De este modo, la intervención francesa y el desarrollo del conflicto arrojan ciertas sombras sobre la actuación de la antigua metrópoli. Por un lado, se ha cuestionado la relación entre su intervención y los importantes yacimientos de uranio en la zona, potencialmente imprescindibles para la industria nuclear francesa. Por otro, el peligro de la extensión del yihadismo a todo el Sahel no permite entender la intervención francesa como una solución siquiera a medio plazo para Mali y los países de su alrededor. Aunque la salida de las tropas francesas vendrá acompañada de la llegada de fuerzas del ECOWAS y de un grupo de formación enviado por la UE, el éxito estabilizador y formativo de estas campañas está en entredicho, como se ha puesto de manifiesto en conflictos como el de Irak y Afganistán, puesto que el apoyo técnico no es capaz, por sí solo, de dar solución a un problema que en el fondo es político.

Los expertos apuntan hacia un posible enquistamiento del conflicto que podría salpicar directamente a Francia si no se replantea una intervención política en la zona y, sobre todo, en un traslado del problema hacia Níger, uno de los países más pobres de la zona y con una estructura de gobierno más débil. El Sahel es considerado hoy día una zona de adoctrinamiento de radicales, un proceso para el que la pobreza y la desestructuración política son los mejores aliados.

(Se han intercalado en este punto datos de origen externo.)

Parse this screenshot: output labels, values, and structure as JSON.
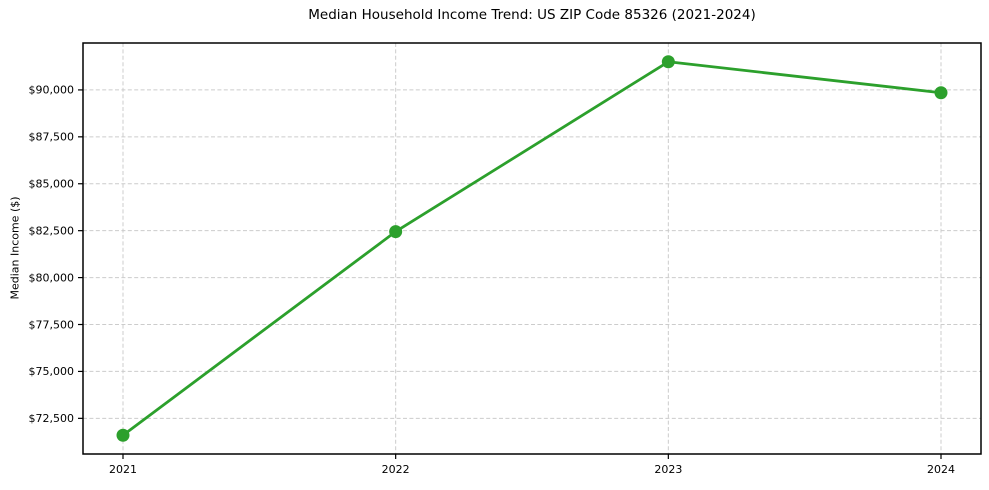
{
  "chart_data": {
    "type": "line",
    "title": "Median Household Income Trend: US ZIP Code 85326 (2021-2024)",
    "xlabel": "",
    "ylabel": "Median Income ($)",
    "categories": [
      "2021",
      "2022",
      "2023",
      "2024"
    ],
    "series": [
      {
        "name": "Median Household Income",
        "values": [
          71600,
          82450,
          91500,
          89850
        ],
        "color": "#2ca02c",
        "marker": "circle"
      }
    ],
    "yticks": [
      {
        "value": 72500,
        "label": "$72,500"
      },
      {
        "value": 75000,
        "label": "$75,000"
      },
      {
        "value": 77500,
        "label": "$77,500"
      },
      {
        "value": 80000,
        "label": "$80,000"
      },
      {
        "value": 82500,
        "label": "$82,500"
      },
      {
        "value": 85000,
        "label": "$85,000"
      },
      {
        "value": 87500,
        "label": "$87,500"
      },
      {
        "value": 90000,
        "label": "$90,000"
      }
    ],
    "ylim": [
      70600,
      92500
    ],
    "grid": true,
    "grid_style": "dashed",
    "legend_position": "none",
    "colors": {
      "line": "#2ca02c",
      "grid": "#cccccc",
      "spine": "#000000",
      "text": "#000000",
      "background": "#ffffff"
    }
  }
}
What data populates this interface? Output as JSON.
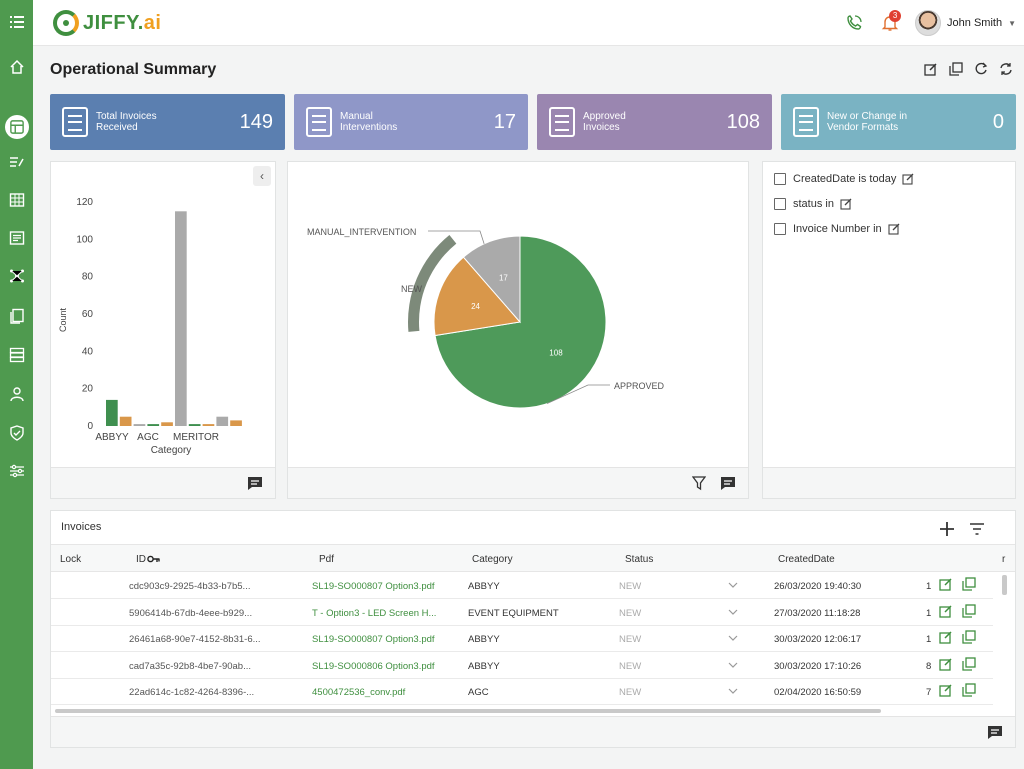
{
  "app": {
    "logo_main": "JIFFY.",
    "logo_ai": "ai"
  },
  "header": {
    "user_name": "John Smith",
    "notification_count": "3"
  },
  "page": {
    "title": "Operational Summary"
  },
  "kpis": [
    {
      "label": "Total Invoices\nReceived",
      "value": "149",
      "color": "#5b7fb0"
    },
    {
      "label": "Manual\nInterventions",
      "value": "17",
      "color": "#8f97c8"
    },
    {
      "label": "Approved\nInvoices",
      "value": "108",
      "color": "#9a86b0"
    },
    {
      "label": "New or Change in\nVendor Formats",
      "value": "0",
      "color": "#7ab3c3"
    }
  ],
  "bar_chart": {
    "ylabel": "Count",
    "xlabel": "Category",
    "ytick_labels": [
      "0",
      "20",
      "40",
      "60",
      "80",
      "100",
      "120"
    ],
    "xtick_labels": [
      "ABBYY",
      "AGC",
      "MERITOR"
    ]
  },
  "filters": [
    {
      "label": "CreatedDate is today"
    },
    {
      "label": "status in"
    },
    {
      "label": "Invoice Number in"
    }
  ],
  "table": {
    "title": "Invoices",
    "columns": {
      "lock": "Lock",
      "id": "ID",
      "pdf": "Pdf",
      "category": "Category",
      "status": "Status",
      "created": "CreatedDate",
      "extra": "r"
    },
    "rows": [
      {
        "id": "cdc903c9-2925-4b33-b7b5...",
        "pdf": "SL19-SO000807 Option3.pdf",
        "category": "ABBYY",
        "status": "NEW",
        "created": "26/03/2020 19:40:30",
        "extra": "1"
      },
      {
        "id": "5906414b-67db-4eee-b929...",
        "pdf": "T - Option3 - LED Screen H...",
        "category": "EVENT EQUIPMENT",
        "status": "NEW",
        "created": "27/03/2020 11:18:28",
        "extra": "1"
      },
      {
        "id": "26461a68-90e7-4152-8b31-6...",
        "pdf": "SL19-SO000807 Option3.pdf",
        "category": "ABBYY",
        "status": "NEW",
        "created": "30/03/2020 12:06:17",
        "extra": "1"
      },
      {
        "id": "cad7a35c-92b8-4be7-90ab...",
        "pdf": "SL19-SO000806 Option3.pdf",
        "category": "ABBYY",
        "status": "NEW",
        "created": "30/03/2020 17:10:26",
        "extra": "8"
      },
      {
        "id": "22ad614c-1c82-4264-8396-...",
        "pdf": "4500472536_conv.pdf",
        "category": "AGC",
        "status": "NEW",
        "created": "02/04/2020 16:50:59",
        "extra": "7"
      }
    ]
  },
  "chart_data": [
    {
      "type": "bar",
      "xlabel": "Category",
      "ylabel": "Count",
      "ylim": [
        0,
        120
      ],
      "categories": [
        "ABBYY",
        "",
        "AGC",
        "",
        "",
        "",
        "MERITOR",
        "",
        "",
        ""
      ],
      "values": [
        14,
        5,
        1,
        1,
        2,
        115,
        1,
        1,
        5,
        3
      ],
      "bar_colors": [
        "#3f8f4f",
        "#d9974a",
        "#aaaaaa",
        "#3f8f4f",
        "#d9974a",
        "#aaaaaa",
        "#3f8f4f",
        "#d9974a",
        "#aaaaaa",
        "#d9974a"
      ]
    },
    {
      "type": "pie",
      "labels": [
        "APPROVED",
        "NEW",
        "MANUAL_INTERVENTION"
      ],
      "values": [
        108,
        24,
        17
      ],
      "colors": [
        "#4e9a5a",
        "#d9974a",
        "#aaaaaa"
      ]
    }
  ]
}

Los derechos humanos en la guerra en Mali

Los principales daños colaterales de la guerra contra los yihadistas son, de nuevo, las víctimas de la guerra y las violaciones de los derechos humanos en la zona de conflicto. A Francia se le ha acusado de no ejercer control sobre las fuerzas militares de Bamako, ahora que trabajaban juntos en la Operación Serval.

TRAORÉ

Saloum Traoré, director de AI en Mali

En la misma línea, la experiencia personal del director de Amnistía Internacional en Mali avala la falta de control político sobre el ejército y la impunidad de sus actuaciones. Saloum Traoré huyó de su país tras evitar ser detenido ilegalmente por efectivos no identificados. La hipótesis del director de AI es que, tras la publicación de un dossier que denunciaba graves violaciones de derechos humanos en el Azawad por parte de soldados y particulares, y que pedía a Mali y a Francia medidas efectivas al respecto, el propio ejército de Bamako podría estar intentando acallar su voz. “ Es muy duro que el gobierno en el que una vez creí pueda hacerme daño”, declara Traoré mientras muestra las heridas en sus brazos provocadas por la huída improvisada desde su casa hasta la casa de unos vecinos. El director de Amnistía Internacional en Mali ha visitado varios países europeos pidiendo a sus gobiernos que actúen para ayudar a su país a superar esta guerra no sólo con apoyo bélico, sino actuando firmemente por la defensa de los derechos humanos y promoviendo juicios justos, bajo las leyes internacionales, contra los culpables de las desapariciones, torturas y ejecuciones ocurridas en el transcurso de la ofensiva militar contra los yihadistas dirigida por Francia en Mali.